Disruptive papers - A novel bibliometric tool not yet ready for primetime in pediatric urology

J Pediatr Urol. 2024 Nov 18:S1477-5131(24)00606-5. doi: 10.1016/j.jpurol.2024.11.011. Online ahead of print.

Abstract

Background: Historically, word of mouth, total citation count, H-index, and expert opinion were some of the primary metrics used to identify the most influential papers. This method is subject to significant bias. The disruption score was initially created with the intent of measuring the degree to which a publication introduces a new idea, is repeatedly referenced and may be used as an additional publication evaluation metric.

Objective: To use disruptive score, a novel bibliometric index to identify influential papers in pediatric urology.

Methods: A customized search was executed using PubMed to identify papers from NEJM, JAMA, European Urology, Journal of Urology, Urology, Journal of Pediatric Urology, and Journal of Pediatric Surgery between 1954 to 2022 to identify pediatric urology related publications. Once accrued, all papers collected were run through a validated data set to identify a disruption score, where the 50 most disruptive papers were identified. The disruption score ranged from 1 to -1, with a positive score representing papers that are disruptive (challenge current knowledge), whereas a negative score represents developmental papers (help support previous publications).
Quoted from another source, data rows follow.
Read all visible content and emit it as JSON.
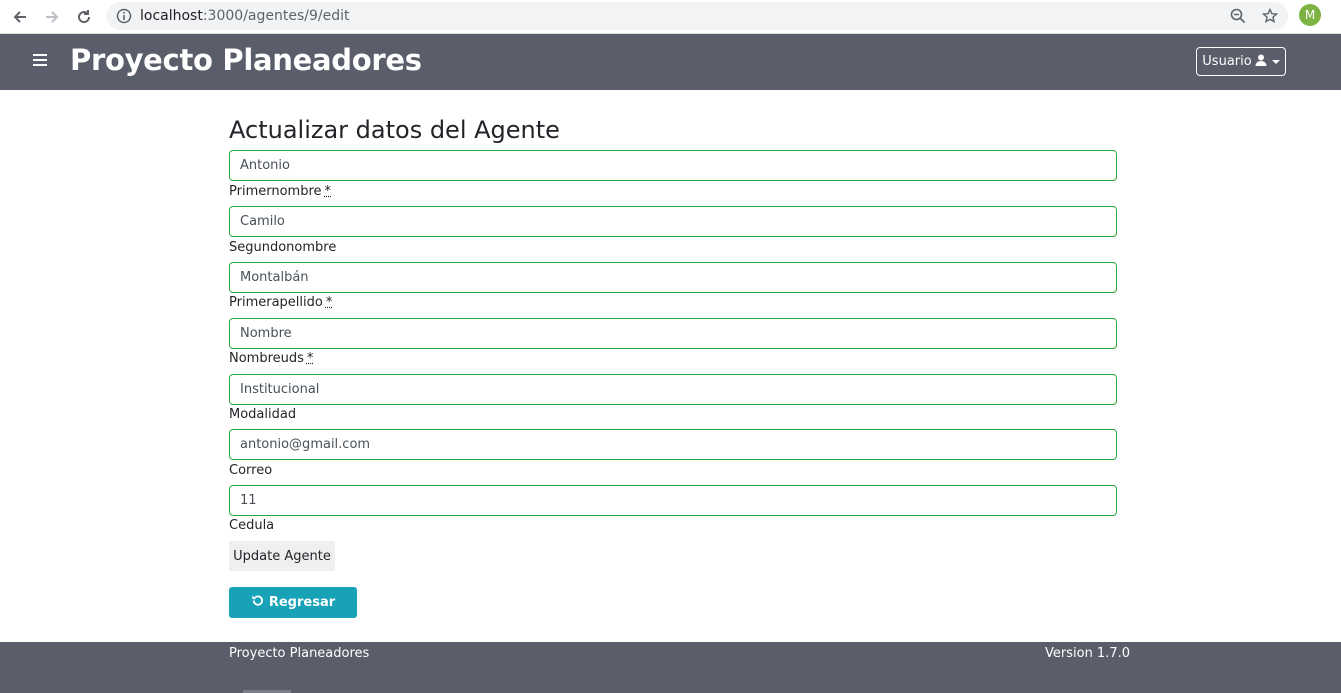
{
  "browser": {
    "url_host": "localhost",
    "url_path": ":3000/agentes/9/edit",
    "profile_initial": "M"
  },
  "navbar": {
    "brand": "Proyecto Planeadores",
    "user_button": "Usuario"
  },
  "form": {
    "title": "Actualizar datos del Agente",
    "fields": [
      {
        "value": "Antonio",
        "label": "Primernombre",
        "required_mark": "*"
      },
      {
        "value": "Camilo",
        "label": "Segundonombre",
        "required_mark": ""
      },
      {
        "value": "Montalbán",
        "label": "Primerapellido",
        "required_mark": "*"
      },
      {
        "value": "Nombre",
        "label": "Nombreuds",
        "required_mark": "*"
      },
      {
        "value": "Institucional",
        "label": "Modalidad",
        "required_mark": ""
      },
      {
        "value": "antonio@gmail.com",
        "label": "Correo",
        "required_mark": ""
      },
      {
        "value": "11",
        "label": "Cedula",
        "required_mark": ""
      }
    ],
    "submit_label": "Update Agente",
    "back_label": "Regresar"
  },
  "footer": {
    "left": "Proyecto Planeadores",
    "right": "Version 1.7.0"
  },
  "colors": {
    "navbar": "#5a5d6a",
    "field_border": "#28a745",
    "back_button": "#17a2b8"
  },
  "icons": [
    "back-arrow-icon",
    "forward-arrow-icon",
    "reload-icon",
    "info-icon",
    "zoom-icon",
    "star-icon",
    "hamburger-icon",
    "user-icon",
    "caret-down-icon",
    "undo-icon"
  ]
}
The 50 most disruptive papers were then cross referenced with the NIH iCite tool to identify how many times the article was cited and then the most disruptive articles and the most cited articles were compared.
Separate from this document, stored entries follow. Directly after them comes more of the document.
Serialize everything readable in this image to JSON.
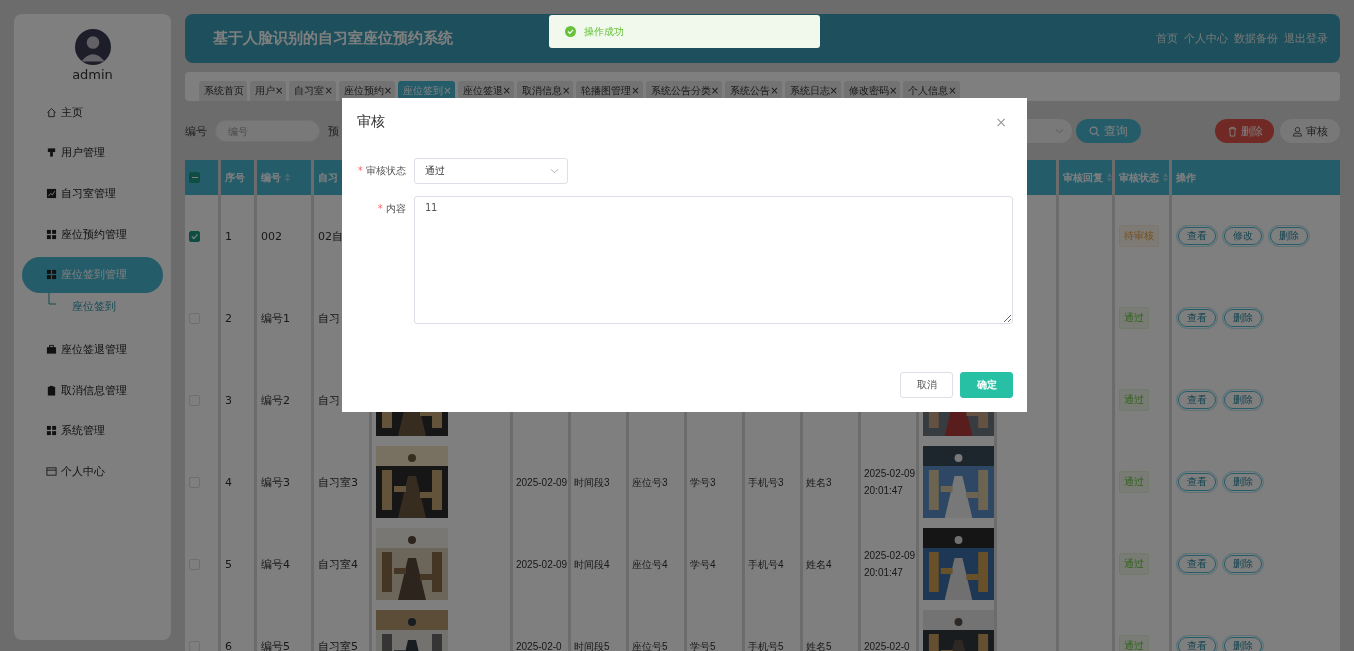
{
  "sidebar": {
    "user": "admin",
    "items": [
      {
        "label": "主页",
        "selected": false
      },
      {
        "label": "用户管理",
        "selected": false
      },
      {
        "label": "自习室管理",
        "selected": false
      },
      {
        "label": "座位预约管理",
        "selected": false
      },
      {
        "label": "座位签到管理",
        "selected": true,
        "children": [
          {
            "label": "座位签到",
            "selected": true
          }
        ]
      },
      {
        "label": "座位签退管理",
        "selected": false
      },
      {
        "label": "取消信息管理",
        "selected": false
      },
      {
        "label": "系统管理",
        "selected": false
      },
      {
        "label": "个人中心",
        "selected": false
      }
    ]
  },
  "header": {
    "title": "基于人脸识别的自习室座位预约系统",
    "links": [
      "首页",
      "个人中心",
      "数据备份",
      "退出登录"
    ]
  },
  "tabs": [
    {
      "label": "系统首页",
      "selected": false
    },
    {
      "label": "用户",
      "close": "×",
      "selected": false
    },
    {
      "label": "自习室",
      "close": "×",
      "selected": false
    },
    {
      "label": "座位预约",
      "close": "×",
      "selected": false
    },
    {
      "label": "座位签到",
      "close": "×",
      "selected": true
    },
    {
      "label": "座位签退",
      "close": "×",
      "selected": false
    },
    {
      "label": "取消信息",
      "close": "×",
      "selected": false
    },
    {
      "label": "轮播图管理",
      "close": "×",
      "selected": false
    },
    {
      "label": "系统公告分类",
      "close": "×",
      "selected": false
    },
    {
      "label": "系统公告",
      "close": "×",
      "selected": false
    },
    {
      "label": "系统日志",
      "close": "×",
      "selected": false
    },
    {
      "label": "修改密码",
      "close": "×",
      "selected": false
    },
    {
      "label": "个人信息",
      "close": "×",
      "selected": false
    }
  ],
  "search": {
    "label": "编号",
    "placeholder": "编号",
    "label_2": "预",
    "query_button": "查询",
    "delete_button": "删除",
    "audit_button": "审核"
  },
  "table": {
    "header_checkbox": {
      "indeterminate": true
    },
    "columns": [
      {
        "label": "序号"
      },
      {
        "label": "编号",
        "sortable": true
      },
      {
        "label": "自习"
      },
      {},
      {},
      {},
      {},
      {},
      {},
      {},
      {},
      {},
      {},
      {
        "label": "审核回复",
        "sortable": true
      },
      {
        "label": "审核状态",
        "sortable": true
      },
      {
        "label": "操作"
      }
    ],
    "rows": [
      {
        "checked": true,
        "index": "1",
        "code": "002",
        "room": "02自",
        "status": {
          "label": "待审核",
          "kind": "pending"
        },
        "actions": [
          "查看",
          "修改",
          "删除"
        ]
      },
      {
        "checked": false,
        "index": "2",
        "code": "编号1",
        "room": "自习",
        "status": {
          "label": "通过",
          "kind": "passed"
        },
        "actions": [
          "查看",
          "删除"
        ]
      },
      {
        "checked": false,
        "index": "3",
        "code": "编号2",
        "room": "自习",
        "picture": {
          "kind": "picture"
        },
        "photo": {
          "kind": "picture"
        },
        "status": {
          "label": "通过",
          "kind": "passed"
        },
        "actions": [
          "查看",
          "删除"
        ]
      },
      {
        "checked": false,
        "index": "4",
        "code": "编号3",
        "room": "自习室3",
        "picture": {
          "kind": "picture"
        },
        "date": "2025-02-09",
        "time_slot": "时间段3",
        "seat": "座位号3",
        "student_id": "学号3",
        "phone": "手机号3",
        "name": "姓名3",
        "sign_time": "2025-02-09 20:01:47",
        "photo": {
          "kind": "picture"
        },
        "status": {
          "label": "通过",
          "kind": "passed"
        },
        "actions": [
          "查看",
          "删除"
        ]
      },
      {
        "checked": false,
        "index": "5",
        "code": "编号4",
        "room": "自习室4",
        "picture": {
          "kind": "picture"
        },
        "date": "2025-02-09",
        "time_slot": "时间段4",
        "seat": "座位号4",
        "student_id": "学号4",
        "phone": "手机号4",
        "name": "姓名4",
        "sign_time": "2025-02-09 20:01:47",
        "photo": {
          "kind": "picture"
        },
        "status": {
          "label": "通过",
          "kind": "passed"
        },
        "actions": [
          "查看",
          "删除"
        ]
      },
      {
        "checked": false,
        "index": "6",
        "code": "编号5",
        "room": "自习室5",
        "picture": {
          "kind": "picture"
        },
        "date": "2025-02-0",
        "time_slot": "时间段5",
        "seat": "座位号5",
        "student_id": "学号5",
        "phone": "手机号5",
        "name": "姓名5",
        "sign_time": "2025-02-0",
        "photo": {
          "kind": "picture"
        },
        "status": {
          "label": "通过",
          "kind": "passed"
        },
        "actions": [
          "查看",
          "删除"
        ]
      }
    ]
  },
  "dialog": {
    "title": "审核",
    "close": "×",
    "fields": [
      {
        "kind": "select",
        "label": "审核状态",
        "required": "*",
        "value": "通过"
      },
      {
        "kind": "textarea",
        "label": "内容",
        "required": "*",
        "value": "11"
      }
    ],
    "buttons": [
      {
        "label": "取消",
        "kind": "default"
      },
      {
        "label": "确定",
        "kind": "primary"
      }
    ]
  },
  "toast": {
    "message": "操作成功",
    "kind": "success"
  }
}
Results: In total, 12,085 articles were identified and included. The database for analysis of disruption score included articles published from 1954 to 2014, leaving a total of 6544 of the papers for which a disruption score was calculated. Most of the articles identified were published in the Journal of Urology (n = 32) and Journal of Pediatric Surgery (n = 15). Fourteen of the top 50 papers were published prior to 1980 and 7 after 2000. Of the 35 total articles with iCite data available, only 8 articles had greater than 100 total citations.
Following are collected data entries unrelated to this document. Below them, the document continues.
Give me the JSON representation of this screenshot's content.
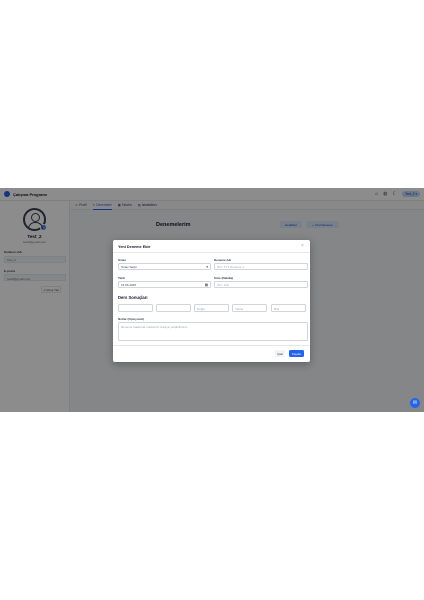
{
  "app": {
    "title": "Çalışma Programı"
  },
  "topbar": {
    "icons": [
      "home-icon",
      "globe-icon",
      "moon-icon",
      "grid-icon"
    ],
    "user_chip": "Test_2"
  },
  "sidebar": {
    "username": "Test_2",
    "email": "test2@gmail.com",
    "username_label": "Kullanıcı Adı",
    "username_value": "Test_2",
    "email_label": "E-posta",
    "email_value": "test2@gmail.com",
    "logout_label": "Çıkış Yap"
  },
  "tabs": [
    {
      "label": "Profil",
      "icon": "user-icon"
    },
    {
      "label": "Denemeler",
      "icon": "edit-icon",
      "active": true
    },
    {
      "label": "Takvim",
      "icon": "calendar-icon"
    },
    {
      "label": "İstatistikler",
      "icon": "chart-icon"
    }
  ],
  "page": {
    "title": "Denemelerim",
    "btn_secondary": "Hedefleri",
    "btn_primary": "Yeni Deneme"
  },
  "modal": {
    "title": "Yeni Deneme Ekle",
    "close": "×",
    "fields": {
      "type_label": "Sınav",
      "type_value": "Sınav Seçin",
      "name_label": "Deneme Adı",
      "name_placeholder": "Örn: TYT Deneme 1",
      "date_label": "Tarih",
      "date_value": "15.06.2025",
      "duration_label": "Süre (Dakika)",
      "duration_placeholder": "Örn: 120"
    },
    "results_title": "Ders Sonuçları",
    "results": [
      {
        "placeholder": ""
      },
      {
        "placeholder": ""
      },
      {
        "placeholder": "Doğru"
      },
      {
        "placeholder": "Yanlış"
      },
      {
        "placeholder": "Boş"
      }
    ],
    "notes_label": "Notlar (Opsiyonel)",
    "notes_placeholder": "Deneme hakkında notlarınızı buraya yazabilirsiniz...",
    "cancel": "İptal",
    "save": "Kaydet"
  }
}
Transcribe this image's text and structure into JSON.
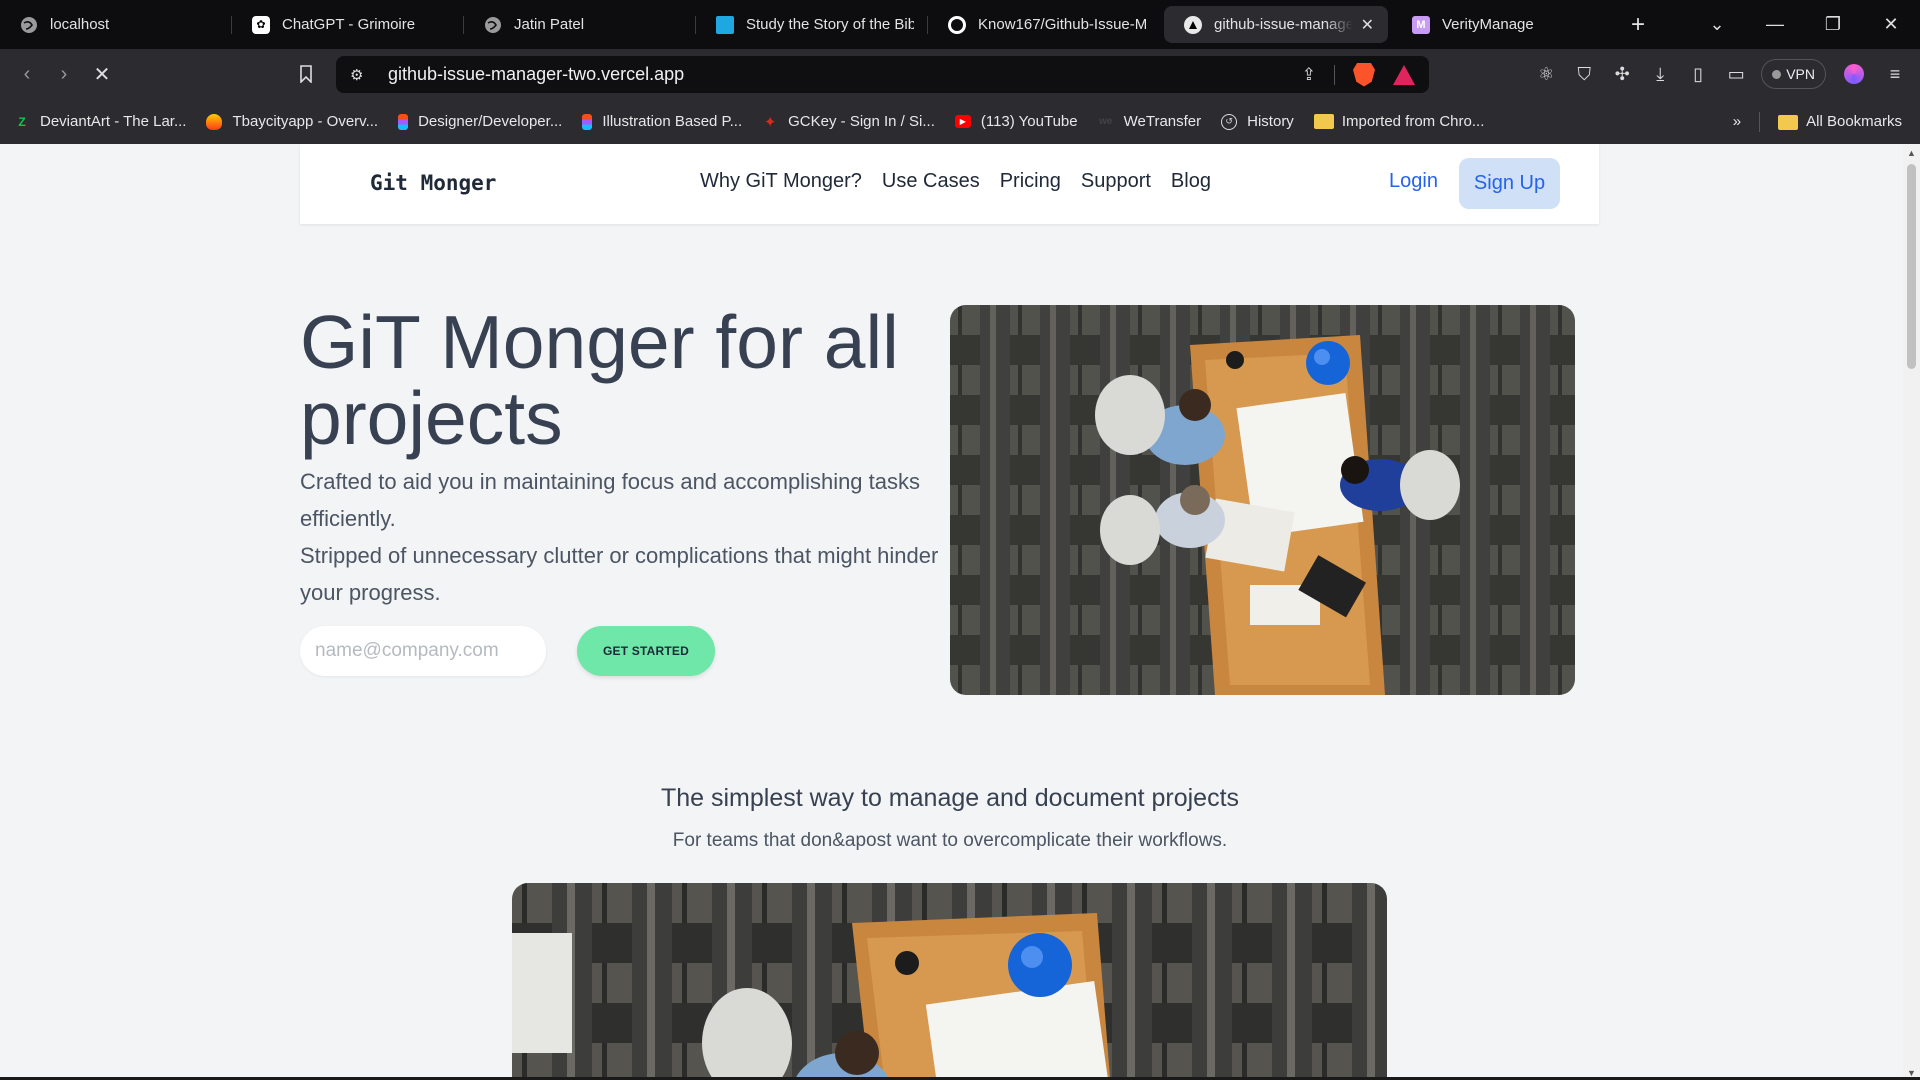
{
  "browser": {
    "tabs": [
      {
        "title": "localhost",
        "icon": "globe-icon"
      },
      {
        "title": "ChatGPT - Grimoire",
        "icon": "openai-icon"
      },
      {
        "title": "Jatin Patel",
        "icon": "globe-icon"
      },
      {
        "title": "Study the Story of the Bib",
        "icon": "book-icon"
      },
      {
        "title": "Know167/Github-Issue-M",
        "icon": "github-icon"
      },
      {
        "title": "github-issue-manage",
        "icon": "vercel-icon",
        "active": true
      },
      {
        "title": "VerityManage",
        "icon": "vm-icon"
      }
    ],
    "new_tab": "+",
    "url": "github-issue-manager-two.vercel.app",
    "vpn_label": "VPN",
    "bookmarks": [
      {
        "label": "DeviantArt - The Lar...",
        "color": "#05cc47"
      },
      {
        "label": "Tbaycityapp - Overv...",
        "color": "#ff6b1a"
      },
      {
        "label": "Designer/Developer...",
        "color": "#f24e1e"
      },
      {
        "label": "Illustration Based P...",
        "color": "#a259ff"
      },
      {
        "label": "GCKey - Sign In / Si...",
        "color": "#d52b1e"
      },
      {
        "label": "(113) YouTube",
        "color": "#ff0000"
      },
      {
        "label": "WeTransfer",
        "color": "#333333"
      },
      {
        "label": "History",
        "color": "#cccccc"
      },
      {
        "label": "Imported from Chro...",
        "color": "#f2c94c"
      }
    ],
    "all_bookmarks": "All Bookmarks"
  },
  "page": {
    "logo": "Git Monger",
    "nav": [
      "Why GiT Monger?",
      "Use Cases",
      "Pricing",
      "Support",
      "Blog"
    ],
    "login": "Login",
    "signup": "Sign Up",
    "hero": {
      "title": "GiT Monger for all projects",
      "sub1": "Crafted to aid you in maintaining focus and accomplishing tasks efficiently.",
      "sub2": "Stripped of unnecessary clutter or complications that might hinder your progress.",
      "email_placeholder": "name@company.com",
      "cta": "GET STARTED"
    },
    "section": {
      "title": "The simplest way to manage and document projects",
      "sub": "For teams that don&apost want to overcomplicate their workflows."
    },
    "colors": {
      "accent": "#2563eb",
      "cta": "#6ee7a8",
      "signup_bg": "#cfe0f7"
    }
  }
}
Discussion: Many of the most disruptive articles identified did not have a large number of citations, highlighting the need to look beyond citation counts when assessing article importance. While this method was able to highlight some lesser-known articles, it does not appear that these citations are all highly impactful, which may be due to the relative youth of the field.

Conclusion: Disruption score provides a new way to assess the impact of publications within the field of pediatric urology. While novel, we feel this metric should be used with caution in pediatric urology at this time.

Keywords: Bibliometric; Pediatric; Urology.